New to Blu: Evil Ed: Special Ed-ition - Reviewed

Even if you've never seen Evil Ed before, just popping in this crisply transferred Arrow BD and having the menu grace your screen lets you know exactly what you're in for. If you've never heard the song titled "Doughnut Lady" (https://www.youtube.com/watch?v=UhSH0Vk0YDk), don't worry, you will. Juxtaposed with images of bloody mayhem, the tone is jubilant and snarky before you even touch your remote. It sends you through the starting gate with a goofy grin.

Anders Jacobsson's feature film debut is sort of like repeatedly getting a pie in face for 90 minutes. It starts on a high note of surprise, but eventually overstays its welcome. Everything about this movie is in your face. One of the first characters we meet looks like former New Line Cinema producer Bob Shaye somehow had a baby with Jeff Goldblum. As if that wasn't enough, they sit his greasy ass right next to an Evil Dead 2 poster, and name him Sam Campbell. I would say that you can't make this stuff up, but apparently someone already did.

We have to digest that character, a shotgun suicide, and a production assistant with a welder before we even meet the eponymous Ed (Johan Rudebeck). He works for Garry Marshall's corpse as a film editor who gets called up to the big leagues by Sam (Raimi Bruce) Campbell. Ed's assignment: To work in peaceful seclusion on gutting the extreme violence from the studio's newest Loose Limbs movie so it'll pass muster with Sweden's notoriously strict film censorship board. Their policy forbid any sex or violence up until 1996; Evil Ed was released in 1995 to almost instant cult fandom. Coincidence?

As Ed begins his work on the film, that's when we're treated to one of the best aspects of this Special Ed-ition: An editing montage that was left out of the original theatrical release for reasons unknown to even the filmmakers. It shows Ed meticulously cutting reel after reel of (hysterically) gratuitous sex and violence for well over a week straight with no breaks. As a filmmaker who edits tons of video in his professional life, I can safely say that if I had to watch movies this terrible, I would lose my shit too. Film editing can be made to look easy by people who know what they're doing, but it's an arduous and relentlessly tedious process. What may pass in 30 seconds on the screen may have taken someone hours, or even days, of watching and re-watching the same footage.

"No one interrupts me while I'm watching porn!"
These fake exploitation vignettes we see Ed working on were the first things the director shot, and over the course of five years, eventually these short films became the backbone for Evil Ed as a feature. Each one of them plays like a tiny snuff project made by a cornball jester with a giant tongue planted firmly in his cheek while he beats you over the head with a squeaky toy hammer.

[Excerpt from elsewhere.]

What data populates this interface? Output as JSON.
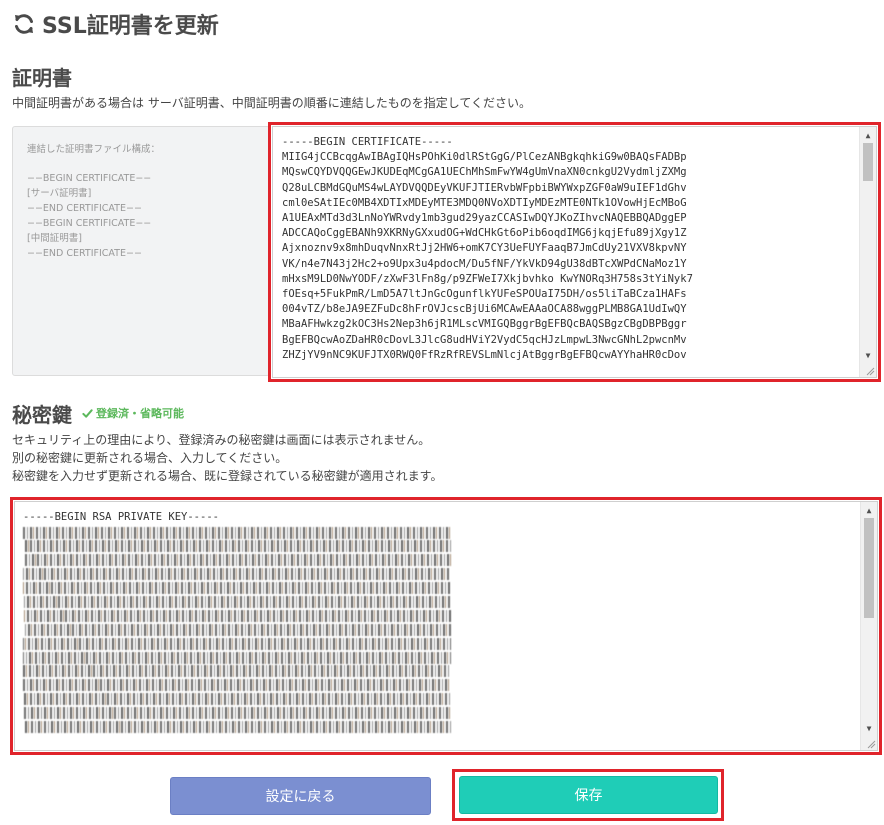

The entire experience of watching Evil Ed is like that. And once Ed goes full Jack Torrance in the last half, there are numerous callbacks and quotable lines to chew on. The only things missing are character development, subtlety, and the kitchen sink. 

Those are also pretty much the only things missing from yet another quality Arrow restoration. Noise and grain levels are perfect, the details sharp and crisp. The sound quality is good for what it is, but when you're talking about a low-budget horror film that was completely dubbed in post with no production audio, you work with what you got -- some of the crappier ADR actually sprinkles a bit of charm on the whole affair. Bottom line: We still get a film that only cost $30,000 to make that looks like it cost $3 million. Best of all, the three-disc set is loaded with special features. A very entertaining behind the scenes documentary about the making of Evil Ed is the headliner. We learn more about the film crew's endeavors before and since making this little gem. There are also featurettes detailing the re-integration of six minutes of original footage into this new release, although the filmmakers insist during a very funny introduction, they did not go "full Lucas."

There's a time-tested cinematic axiom that says, "Never reference a better movie than the one I'm watching" Well, Jacobsson and company clearly did not get that memo. If you want a list of the movies the filmmakers sought to emulate, just jot down the names of all the posters you see littered throughout. You could turn it into a drinking game, and looking at it that way, Evil Ed: Special Ed-ition is a fun watch. It's ham-fisted in its direction, over-the-top in its execution, the performances make Ghost Rider Nic Cage look like Broken Flowers Bill Murray, but it's completely earnest in wanting to entertain the hell out of us. So if that was all Jacobsson, Doc, and the rest of the crew had in mind, then I say mission accomplished.